Writer: word break without hyphen insertion at end of line

LO 25.8.4.2, Fedora 43, KDE Plasma desktop

In technical documents you often have to insert long “technical” strings of characters, like an URL. These “words” are seen by Writer as atomic, i.e. not breakable. This means justification could leave huge white space in lines. Also, they don’t look like made of human-language syllable and, if hyphenation is enabled, they break at arbitrary position.

My goal is to insert preferred break locations with soft hyphen formatting marks Ctl+-. Unfortunately, when hyphenation occurs, a hyphen is added at end of line.

When you’re dealing with technical information (like URL as aforementioned), this addition completely changes the semantics of the sequence with the insertion of a faulty character. Readers canot assert if the hyphen must be removed or if it was really part of the data.

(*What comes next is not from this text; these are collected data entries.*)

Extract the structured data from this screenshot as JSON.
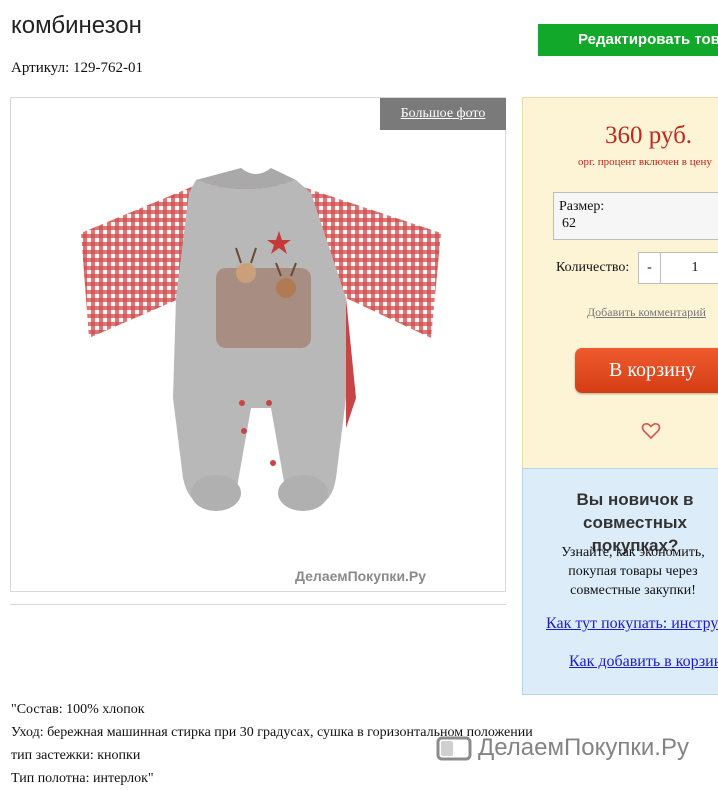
{
  "product": {
    "title": "комбинезон",
    "sku": "Артикул: 129-762-01",
    "edit_button": "Редактировать товар"
  },
  "photo": {
    "big_photo_label": "Большое фото",
    "watermark": "ДелаемПокупки.Ру"
  },
  "buy": {
    "price": "360 руб.",
    "price_note": "орг. процент включен в цену",
    "size_label": "Размер:",
    "size_value": "62",
    "qty_label": "Количество:",
    "qty_minus": "-",
    "qty_value": "1",
    "comment_link": "Добавить комментарий",
    "cart_button": "В корзину"
  },
  "info": {
    "title": "Вы новичок в совместных покупках?",
    "text": "Узнайте, как экономить, покупая товары через совместные закупки!",
    "link1": "Как тут покупать: инструкция",
    "link2": "Как добавить в корзину"
  },
  "description": [
    "\"Состав: 100% хлопок",
    "Уход: бережная машинная стирка при 30 градусах, сушка в горизонтальном положении",
    "тип застежки: кнопки",
    "Тип полотна: интерлок\""
  ],
  "footer_watermark": "ДелаемПокупки.Ру",
  "colors": {
    "edit_green": "#12a82a",
    "price_red": "#c4261b",
    "cart_orange": "#e24a20",
    "link_blue": "#1a1ad6",
    "panel_yellow": "#fdf4d6",
    "panel_blue": "#dcecf9"
  }
}
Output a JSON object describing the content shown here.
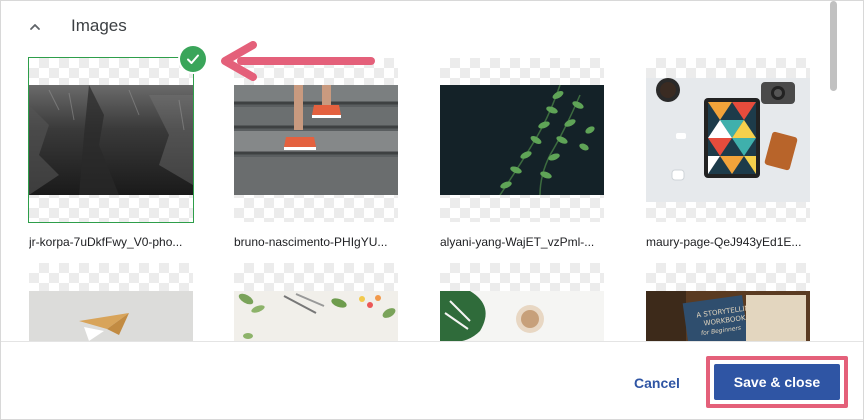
{
  "section": {
    "title": "Images",
    "collapse_icon": "chevron-up-icon"
  },
  "images": [
    {
      "filename": "jr-korpa-7uDkfFwy_V0-pho...",
      "selected": true
    },
    {
      "filename": "bruno-nascimento-PHIgYU..."
    },
    {
      "filename": "alyani-yang-WajET_vzPml-..."
    },
    {
      "filename": "maury-page-QeJ943yEd1E..."
    },
    {
      "filename": ""
    },
    {
      "filename": ""
    },
    {
      "filename": ""
    },
    {
      "filename": ""
    }
  ],
  "selection_icon": "check-circle-icon",
  "annotation": {
    "icon": "arrow-left-icon",
    "color": "#e4607a"
  },
  "footer": {
    "cancel_label": "Cancel",
    "save_label": "Save & close",
    "accent_color": "#2f55a4"
  }
}
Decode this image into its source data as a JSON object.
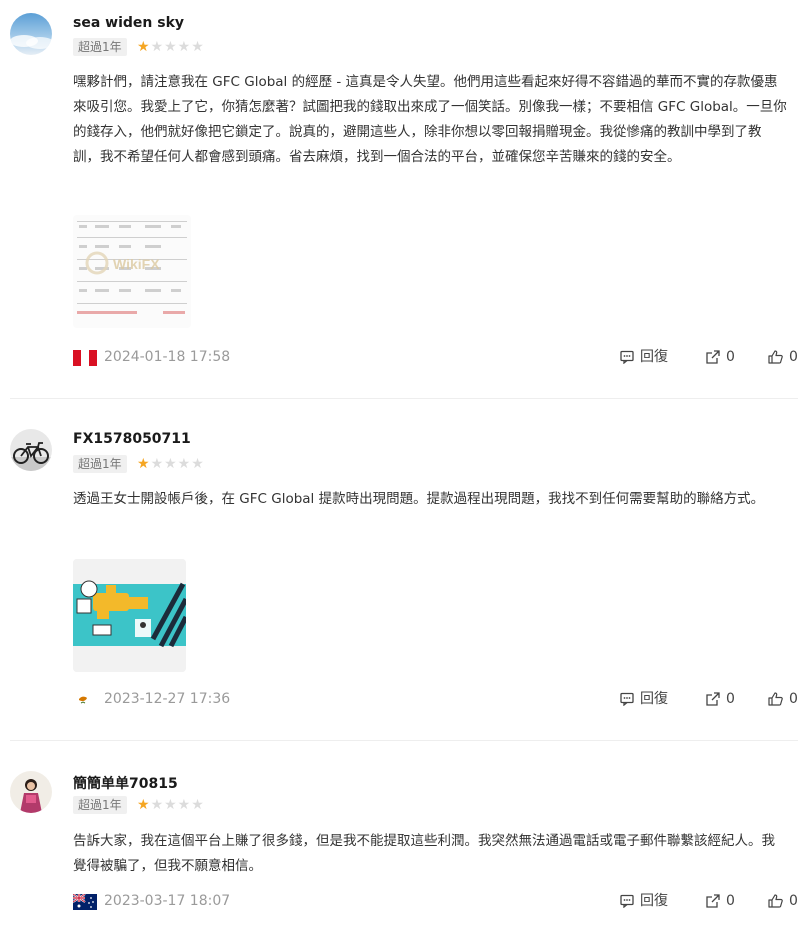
{
  "reviews": [
    {
      "username": "sea widen sky",
      "badge": "超過1年",
      "rating": 1,
      "text": "嘿夥計們，請注意我在 GFC Global 的經歷 - 這真是令人失望。他們用這些看起來好得不容錯過的華而不實的存款優惠來吸引您。我愛上了它，你猜怎麼著？試圖把我的錢取出來成了一個笑話。別像我一樣；不要相信 GFC Global。一旦你的錢存入，他們就好像把它鎖定了。說真的，避開這些人，除非你想以零回報捐贈現金。我從慘痛的教訓中學到了教訓，我不希望任何人都會感到頭痛。省去麻煩，找到一個合法的平台，並確保您辛苦賺來的錢的安全。",
      "date": "2024-01-18 17:58",
      "reply_label": "回復",
      "share_count": "0",
      "like_count": "0",
      "flag": "peru-flag",
      "watermark": "WikiFX"
    },
    {
      "username": "FX1578050711",
      "badge": "超過1年",
      "rating": 1,
      "text": "透過王女士開設帳戶後，在 GFC Global 提款時出現問題。提款過程出現問題，我找不到任何需要幫助的聯絡方式。",
      "date": "2023-12-27 17:36",
      "reply_label": "回復",
      "share_count": "0",
      "like_count": "0",
      "flag": "cyprus-flag"
    },
    {
      "username": "簡簡单单70815",
      "badge": "超過1年",
      "rating": 1,
      "text": "告訴大家，我在這個平台上賺了很多錢，但是我不能提取這些利潤。我突然無法通過電話或電子郵件聯繫該經紀人。我覺得被騙了，但我不願意相信。",
      "date": "2023-03-17 18:07",
      "reply_label": "回復",
      "share_count": "0",
      "like_count": "0",
      "flag": "australia-flag"
    }
  ],
  "colors": {
    "star": "#f5a623",
    "star_empty": "#dcdcdc",
    "date": "#9a9a9a",
    "badge_bg": "#f0f0f0"
  }
}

Is there a setting to disable hyphen insertion is such specific cases? Can it be recorded in a character style, though hyphenation configuration is defined in paragraph style?

Zero-width space - Wikipedia ?

85731 – Allow setting different hyphenation characters

2 Likes

Gotcha! I think I was particularly tired today. Workaround seems to be obvious a posteriori. Thanks @fpy.

Since the goal is purely visual and there is no automatic processing nor parsing on the “sequences”, soft hyphens are replaced with ZWSP (U+200B ZERO WIDTH SPACE). Unicode states “this character is intended for invisible word separation and for line break control; it has no width, but its presence between two characters does not prevent increased letter spacing in justification.”

The last sentence warns against possible undesirable effect when the formatting mark in not used for word break. Writer does not exhibit such effect.

I also experimented with ZWNJ (U+200C ZERO WIDTH NON JOINER) but it does not give the expected result reliably. Unicode intended usage is rather in preventing ligatures while rendering. This is not the same semantics.

To summarise, ZWSP is a fairly good workaround but not the definitive solution (at least under present Unicode specification).